🤖 AI Summary
Masked diffusion language models (MDLMs) suffer from low inference efficiency due to fixed-step and sequential decoding. Existing parallel decoding methods (e.g., Fast-dLLM) rely on static global confidence thresholds, yet block- and step-level confidence exhibits high volatility; moreover, confidence trajectories across samples within the same task are highly consistent (with high cosine similarity), severely limiting threshold generalizability.
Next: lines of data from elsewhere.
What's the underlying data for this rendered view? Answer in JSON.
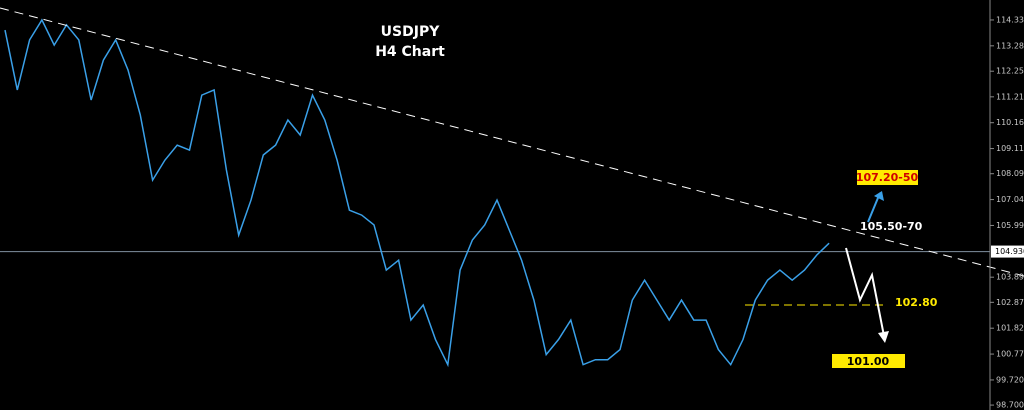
{
  "chart_data": {
    "type": "line",
    "title": "USDJPY",
    "subtitle": "H4 Chart",
    "categories": [
      null,
      null,
      null,
      null,
      null,
      null,
      null,
      null,
      null,
      null,
      null,
      null,
      null,
      null,
      null,
      null,
      null,
      null,
      null,
      null,
      null,
      null,
      null,
      null,
      null,
      null,
      null,
      null,
      null,
      null,
      null,
      null,
      null,
      null,
      null,
      null,
      null,
      null,
      null,
      null,
      null,
      null,
      null,
      null,
      null,
      null,
      null,
      null,
      null,
      null,
      null,
      null,
      null,
      null,
      null,
      null,
      null,
      null,
      null,
      null,
      null,
      null,
      null,
      null,
      null,
      null,
      null,
      null
    ],
    "values": [
      113.92,
      111.49,
      113.52,
      114.33,
      113.31,
      114.13,
      113.52,
      111.08,
      112.7,
      113.52,
      112.3,
      110.47,
      107.83,
      108.64,
      109.25,
      109.05,
      111.28,
      111.49,
      108.24,
      105.6,
      107.02,
      108.85,
      109.25,
      110.27,
      109.66,
      111.28,
      110.27,
      108.64,
      106.61,
      106.41,
      106.01,
      104.18,
      104.58,
      102.15,
      102.76,
      101.36,
      100.34,
      104.18,
      105.4,
      106.01,
      107.02,
      105.8,
      104.58,
      102.96,
      100.75,
      101.36,
      102.15,
      100.34,
      100.54,
      100.54,
      100.95,
      102.96,
      103.77,
      102.96,
      102.15,
      102.96,
      102.15,
      102.15,
      100.95,
      100.34,
      101.36,
      102.96,
      103.77,
      104.18,
      103.77,
      104.18,
      104.79,
      105.27
    ],
    "color": "#3aa0e8",
    "ylim": [
      98.5,
      115.14
    ],
    "yticks": [
      {
        "value": 114.33,
        "label": "114.330"
      },
      {
        "value": 113.28,
        "label": "113.280"
      },
      {
        "value": 112.25,
        "label": "112.250"
      },
      {
        "value": 111.21,
        "label": "111.210"
      },
      {
        "value": 110.16,
        "label": "110.160"
      },
      {
        "value": 109.11,
        "label": "109.110"
      },
      {
        "value": 108.09,
        "label": "108.090"
      },
      {
        "value": 107.04,
        "label": "107.040"
      },
      {
        "value": 105.99,
        "label": "105.990"
      },
      {
        "value": 103.89,
        "label": "103.890"
      },
      {
        "value": 102.87,
        "label": "102.870"
      },
      {
        "value": 101.82,
        "label": "101.820"
      },
      {
        "value": 100.77,
        "label": "100.770"
      },
      {
        "value": 99.72,
        "label": "99.720"
      },
      {
        "value": 98.7,
        "label": "98.700"
      }
    ],
    "current_price": {
      "value": 104.93,
      "label": "104.930"
    },
    "annotations": [
      "107.20-50",
      "105.50-70",
      "102.80",
      "101.00"
    ]
  }
}
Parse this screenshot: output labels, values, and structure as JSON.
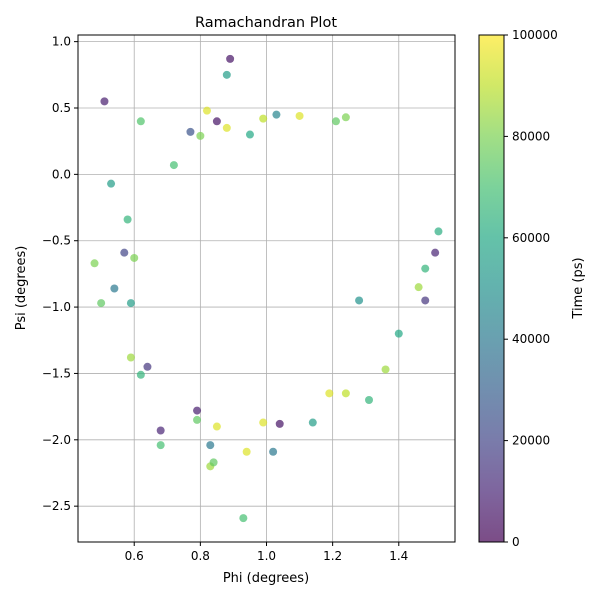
{
  "chart_data": {
    "type": "scatter",
    "title": "Ramachandran Plot",
    "xlabel": "Phi (degrees)",
    "ylabel": "Psi (degrees)",
    "xlim": [
      0.43,
      1.57
    ],
    "ylim": [
      -2.77,
      1.05
    ],
    "xticks": [
      0.6,
      0.8,
      1.0,
      1.2,
      1.4
    ],
    "xtick_labels": [
      "0.6",
      "0.8",
      "1.0",
      "1.2",
      "1.4"
    ],
    "yticks": [
      -2.5,
      -2.0,
      -1.5,
      -1.0,
      -0.5,
      0.0,
      0.5,
      1.0
    ],
    "ytick_labels": [
      "−2.5",
      "−2.0",
      "−1.5",
      "−1.0",
      "−0.5",
      "0.0",
      "0.5",
      "1.0"
    ],
    "grid": true,
    "marker_alpha": 0.7,
    "colormap": "viridis",
    "colorbar": {
      "label": "Time (ps)",
      "range": [
        0,
        100000
      ],
      "ticks": [
        0,
        20000,
        40000,
        60000,
        80000,
        100000
      ],
      "tick_labels": [
        "0",
        "20000",
        "40000",
        "60000",
        "80000",
        "100000"
      ]
    },
    "points": [
      {
        "x": 0.89,
        "y": 0.87,
        "t": 5000
      },
      {
        "x": 0.88,
        "y": 0.75,
        "t": 55000
      },
      {
        "x": 0.51,
        "y": 0.55,
        "t": 8000
      },
      {
        "x": 0.62,
        "y": 0.4,
        "t": 72000
      },
      {
        "x": 0.82,
        "y": 0.48,
        "t": 95000
      },
      {
        "x": 0.85,
        "y": 0.4,
        "t": 5000
      },
      {
        "x": 1.1,
        "y": 0.44,
        "t": 95000
      },
      {
        "x": 1.03,
        "y": 0.45,
        "t": 45000
      },
      {
        "x": 1.24,
        "y": 0.43,
        "t": 80000
      },
      {
        "x": 1.21,
        "y": 0.4,
        "t": 75000
      },
      {
        "x": 0.53,
        "y": -0.07,
        "t": 55000
      },
      {
        "x": 0.48,
        "y": -0.67,
        "t": 80000
      },
      {
        "x": 0.5,
        "y": -0.97,
        "t": 75000
      },
      {
        "x": 0.54,
        "y": -0.86,
        "t": 40000
      },
      {
        "x": 1.52,
        "y": -0.43,
        "t": 62000
      },
      {
        "x": 1.51,
        "y": -0.59,
        "t": 10000
      },
      {
        "x": 1.48,
        "y": -0.71,
        "t": 65000
      },
      {
        "x": 1.46,
        "y": -0.85,
        "t": 85000
      },
      {
        "x": 1.48,
        "y": -0.95,
        "t": 15000
      },
      {
        "x": 1.4,
        "y": -1.2,
        "t": 60000
      },
      {
        "x": 1.36,
        "y": -1.47,
        "t": 85000
      },
      {
        "x": 0.59,
        "y": -1.38,
        "t": 85000
      },
      {
        "x": 0.62,
        "y": -1.51,
        "t": 65000
      },
      {
        "x": 0.68,
        "y": -1.93,
        "t": 10000
      },
      {
        "x": 0.68,
        "y": -2.04,
        "t": 70000
      },
      {
        "x": 0.79,
        "y": -1.78,
        "t": 8000
      },
      {
        "x": 0.79,
        "y": -1.85,
        "t": 75000
      },
      {
        "x": 0.83,
        "y": -2.04,
        "t": 40000
      },
      {
        "x": 0.83,
        "y": -2.2,
        "t": 85000
      },
      {
        "x": 0.84,
        "y": -2.17,
        "t": 75000
      },
      {
        "x": 0.85,
        "y": -1.9,
        "t": 95000
      },
      {
        "x": 0.94,
        "y": -2.09,
        "t": 95000
      },
      {
        "x": 1.02,
        "y": -2.09,
        "t": 40000
      },
      {
        "x": 0.93,
        "y": -2.59,
        "t": 70000
      },
      {
        "x": 0.99,
        "y": -1.87,
        "t": 95000
      },
      {
        "x": 1.04,
        "y": -1.88,
        "t": 5000
      },
      {
        "x": 1.14,
        "y": -1.87,
        "t": 55000
      },
      {
        "x": 1.19,
        "y": -1.65,
        "t": 95000
      },
      {
        "x": 1.31,
        "y": -1.7,
        "t": 65000
      },
      {
        "x": 1.24,
        "y": -1.65,
        "t": 90000
      },
      {
        "x": 0.58,
        "y": -0.34,
        "t": 65000
      },
      {
        "x": 0.57,
        "y": -0.59,
        "t": 20000
      },
      {
        "x": 0.6,
        "y": -0.63,
        "t": 80000
      },
      {
        "x": 0.59,
        "y": -0.97,
        "t": 55000
      },
      {
        "x": 0.64,
        "y": -1.45,
        "t": 15000
      },
      {
        "x": 0.72,
        "y": 0.07,
        "t": 70000
      },
      {
        "x": 0.77,
        "y": 0.32,
        "t": 25000
      },
      {
        "x": 0.8,
        "y": 0.29,
        "t": 80000
      },
      {
        "x": 0.88,
        "y": 0.35,
        "t": 95000
      },
      {
        "x": 0.95,
        "y": 0.3,
        "t": 60000
      },
      {
        "x": 1.28,
        "y": -0.95,
        "t": 50000
      },
      {
        "x": 0.99,
        "y": 0.42,
        "t": 90000
      }
    ]
  }
}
This work is the first to identify and exploit this task-level confidence trajectory consistency. We propose a single-sequence calibration mechanism for dynamic thresholding: without per-sample tuning, one-time calibration adaptively adjusts block- and step-level gating thresholds, enabling efficient parallel denoising at near-zero overhead. Evaluated on GPQA, GSM8K, and HumanEval, our method achieves throughput improvements of 45%, 24%, and 50%, respectively, while maintaining state-of-the-art accuracy.
📝 Abstract
Masked diffusion language models (MDLMs) are becoming competitive with their autoregressive counterparts but typically decode with fixed steps and sequential unmasking. To accelerate decoding, recent work such as Fast-dLLM enables parallel decoding via a static global confidence threshold, yet we observe strong block- and step-wise confidence fluctuations and, within a dataset, near-identical confidence trajectories across inputs as measured by cosine similarity. Motivated by these observations, we introduce One-Shot Dynamic Thresholding (OSDT), which calibrates thresholds on a single sequence and applies them to subsequent inputs with negligible overhead. On GPQA, GSM8K, and HumanEval, OSDT attains superior accuracy-throughput trade-offs (+24% tokens/s on GSM8K at the best accuracy, +45% on GPQA with comparable accuracy, and +50% on HumanEval with a modest accuracy gap). Beyond these results, our findings suggest broader opportunities to leverage reusable task-level confidence signatures for more general-purpose algorithmic and systems innovations in diffusion decoding.